C'est une véritable question que celle de la surpopulation carcérale.
Vous avez raison d'affirmer que la justice n'est pas laxiste, madame la sénatrice ; je ne cesse de le dire moi-même. Il semble que certains font leur miel de cet axiome ou de ce théorème ; je ne sais comment le qualifier. En réalité, les peines tant correctionnelles que criminelles ont augmenté considérablement – je rappelle d'ailleurs à cet égard que, en matière criminelle, c'est un jury populaire qui statue –, la Cour des comptes en a fait le constat et la surpopulation carcérale en est la démonstration époustouflante.
J'ai mis en place un mécanisme de libération sous contrainte qui consiste à envisager, sur le reliquat de la peine à subir, une décision judiciaire de libération en assortissant celle-ci d'un certain nombre de garanties afin d'éviter les sorties sèches. Ce mécanisme n'est pas uniformément appliqué et le delta observé fait même état d'un rapport d'un à dix entre les ressorts qui l'utilisent beaucoup et ceux qui y recourent peu : pour dix décisions de libération sous contrainte décidées dans certains ressorts, on en compte une seule dans d'autres.
J'ai alerté les procureurs sur cette forte disparité, qui demeure assez inexplicable à mes yeux : il est bien évident que je souhaite voir ce dispositif appliqué de façon plus homogène.
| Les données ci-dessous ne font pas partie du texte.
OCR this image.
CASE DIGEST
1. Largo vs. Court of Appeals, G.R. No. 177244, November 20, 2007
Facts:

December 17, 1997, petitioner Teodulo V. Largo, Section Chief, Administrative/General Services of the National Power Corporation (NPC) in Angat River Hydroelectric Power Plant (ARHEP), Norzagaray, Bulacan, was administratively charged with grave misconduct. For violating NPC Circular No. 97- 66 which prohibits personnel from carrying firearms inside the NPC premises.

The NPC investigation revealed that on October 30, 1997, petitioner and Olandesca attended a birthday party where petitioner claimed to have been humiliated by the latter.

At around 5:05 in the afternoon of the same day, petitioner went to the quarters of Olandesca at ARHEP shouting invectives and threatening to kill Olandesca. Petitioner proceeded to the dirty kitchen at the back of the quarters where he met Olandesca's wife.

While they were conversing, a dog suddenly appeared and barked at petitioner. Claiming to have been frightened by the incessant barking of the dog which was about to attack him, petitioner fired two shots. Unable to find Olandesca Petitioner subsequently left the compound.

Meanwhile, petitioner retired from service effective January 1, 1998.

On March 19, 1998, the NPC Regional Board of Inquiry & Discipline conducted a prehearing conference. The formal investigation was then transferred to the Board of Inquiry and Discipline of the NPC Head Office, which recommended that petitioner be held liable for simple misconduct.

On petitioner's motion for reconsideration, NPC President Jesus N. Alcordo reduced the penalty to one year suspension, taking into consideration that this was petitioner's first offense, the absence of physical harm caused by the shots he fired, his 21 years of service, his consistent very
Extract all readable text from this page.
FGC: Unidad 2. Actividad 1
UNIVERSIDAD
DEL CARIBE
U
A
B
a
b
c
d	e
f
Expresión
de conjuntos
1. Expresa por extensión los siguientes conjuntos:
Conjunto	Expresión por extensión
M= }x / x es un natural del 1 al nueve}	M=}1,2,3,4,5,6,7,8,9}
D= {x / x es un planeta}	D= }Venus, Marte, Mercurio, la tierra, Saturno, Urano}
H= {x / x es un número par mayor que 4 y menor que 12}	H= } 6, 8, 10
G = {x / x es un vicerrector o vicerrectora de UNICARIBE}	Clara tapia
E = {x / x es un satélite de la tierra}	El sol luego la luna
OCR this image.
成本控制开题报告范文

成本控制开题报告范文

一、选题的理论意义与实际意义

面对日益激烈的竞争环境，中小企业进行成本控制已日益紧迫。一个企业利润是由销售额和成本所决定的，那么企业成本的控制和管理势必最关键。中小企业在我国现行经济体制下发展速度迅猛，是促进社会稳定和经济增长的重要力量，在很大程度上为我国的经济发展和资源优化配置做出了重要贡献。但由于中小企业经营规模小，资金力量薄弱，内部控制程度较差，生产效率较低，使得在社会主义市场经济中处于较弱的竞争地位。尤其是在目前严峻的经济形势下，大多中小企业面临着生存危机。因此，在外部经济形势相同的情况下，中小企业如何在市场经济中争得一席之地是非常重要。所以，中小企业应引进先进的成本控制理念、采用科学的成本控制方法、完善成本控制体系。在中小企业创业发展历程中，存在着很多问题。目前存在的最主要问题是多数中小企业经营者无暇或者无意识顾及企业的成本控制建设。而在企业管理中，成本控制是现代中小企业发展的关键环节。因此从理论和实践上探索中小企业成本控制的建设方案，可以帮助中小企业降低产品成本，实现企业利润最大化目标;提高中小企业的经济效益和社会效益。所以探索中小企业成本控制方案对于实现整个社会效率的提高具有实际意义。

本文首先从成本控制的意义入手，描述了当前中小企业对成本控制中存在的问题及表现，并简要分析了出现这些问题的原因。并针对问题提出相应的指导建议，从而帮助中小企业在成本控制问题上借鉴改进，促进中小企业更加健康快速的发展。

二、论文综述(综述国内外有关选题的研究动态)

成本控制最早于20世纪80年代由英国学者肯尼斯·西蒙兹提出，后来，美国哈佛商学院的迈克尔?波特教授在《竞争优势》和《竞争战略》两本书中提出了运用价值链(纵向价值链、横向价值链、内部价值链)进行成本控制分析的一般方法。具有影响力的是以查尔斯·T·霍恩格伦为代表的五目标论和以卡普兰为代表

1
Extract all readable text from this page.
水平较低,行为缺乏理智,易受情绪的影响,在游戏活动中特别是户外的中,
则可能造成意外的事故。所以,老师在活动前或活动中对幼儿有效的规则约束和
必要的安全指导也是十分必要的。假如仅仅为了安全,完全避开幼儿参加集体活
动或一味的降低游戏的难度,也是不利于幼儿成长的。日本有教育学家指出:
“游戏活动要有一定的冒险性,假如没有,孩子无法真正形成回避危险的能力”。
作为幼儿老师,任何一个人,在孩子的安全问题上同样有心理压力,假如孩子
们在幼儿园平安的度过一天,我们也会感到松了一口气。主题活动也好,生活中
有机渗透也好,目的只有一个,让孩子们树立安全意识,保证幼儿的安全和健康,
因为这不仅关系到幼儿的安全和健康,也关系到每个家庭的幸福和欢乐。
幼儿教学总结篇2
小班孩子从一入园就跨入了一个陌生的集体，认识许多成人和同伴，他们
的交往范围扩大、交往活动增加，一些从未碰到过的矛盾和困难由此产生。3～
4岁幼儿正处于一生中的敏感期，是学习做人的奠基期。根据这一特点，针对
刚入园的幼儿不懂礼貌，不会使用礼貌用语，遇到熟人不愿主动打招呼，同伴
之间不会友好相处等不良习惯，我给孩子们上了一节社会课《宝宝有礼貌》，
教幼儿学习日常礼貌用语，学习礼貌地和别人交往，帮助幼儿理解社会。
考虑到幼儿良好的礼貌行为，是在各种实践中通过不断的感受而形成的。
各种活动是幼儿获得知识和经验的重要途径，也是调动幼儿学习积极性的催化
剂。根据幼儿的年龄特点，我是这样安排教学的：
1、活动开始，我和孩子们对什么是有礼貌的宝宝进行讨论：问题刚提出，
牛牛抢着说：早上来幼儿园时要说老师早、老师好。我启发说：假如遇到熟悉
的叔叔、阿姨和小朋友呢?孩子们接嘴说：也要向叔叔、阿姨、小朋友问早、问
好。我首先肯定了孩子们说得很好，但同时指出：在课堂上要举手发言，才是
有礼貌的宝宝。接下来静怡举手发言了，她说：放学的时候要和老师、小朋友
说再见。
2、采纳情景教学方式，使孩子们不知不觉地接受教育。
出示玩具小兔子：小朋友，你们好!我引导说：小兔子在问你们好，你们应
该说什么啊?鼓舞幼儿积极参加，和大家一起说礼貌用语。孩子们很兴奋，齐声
Néanmoins, vous le savez, le garde des sceaux ne peut donner aucune directive et doit se contenter de publier des circulaires.
Au travers de la LOPJ, qui a été récemment adoptée – mais que, au demeurant, votre groupe n'a pas votée, madame la sénatrice –, nous avons renforcé l'assignation à résidence avec surveillance électronique (Arse), qui permet d'éviter les incarcérations. Par ailleurs, nous avons étendu les places de travail d'intérêt général (TIG) pour la délinquance de basse intensité, car, là aussi, nous avons constaté un certain nombre de difficultés. J'ai donc parfaitement conscience du problème.
Quant aux propositions issues des États généraux de la justice sur le seuil de criticité, elles ne me conviennent pas, car je pense qu'elles seraient injustes ; nous pourrions longuement débattre de cette question. De mon côté, je réfléchis à améliorer la situation qui, pour ne rien vous cacher, ne me satisfait pas.
Comme l'a dit très justement dit M. Brossat lors de la discussion générale, il faut envisager la réinsertion des détenus, mais encore faut-il que les conditions de détention soient dignes. Du reste, monsieur Brossat, l'administration pénitentiaire ne dit pas autre chose !
Il convient donc de réfléchir à tout cela et de mettre en place un certain nombre de mécanismes ; sachez que j'y travaille. Pour autant, il me semble paradoxal d'exiger du ministre – mais je ne remets nullement en cause votre à le faire – qu'il règle les difficultés auxquelles il est confronté sans lui donner un coup de main budgétaire. J'ai un peu de mal à comprendre, mais sans doute m'expliquerez-vous cela ultérieurement.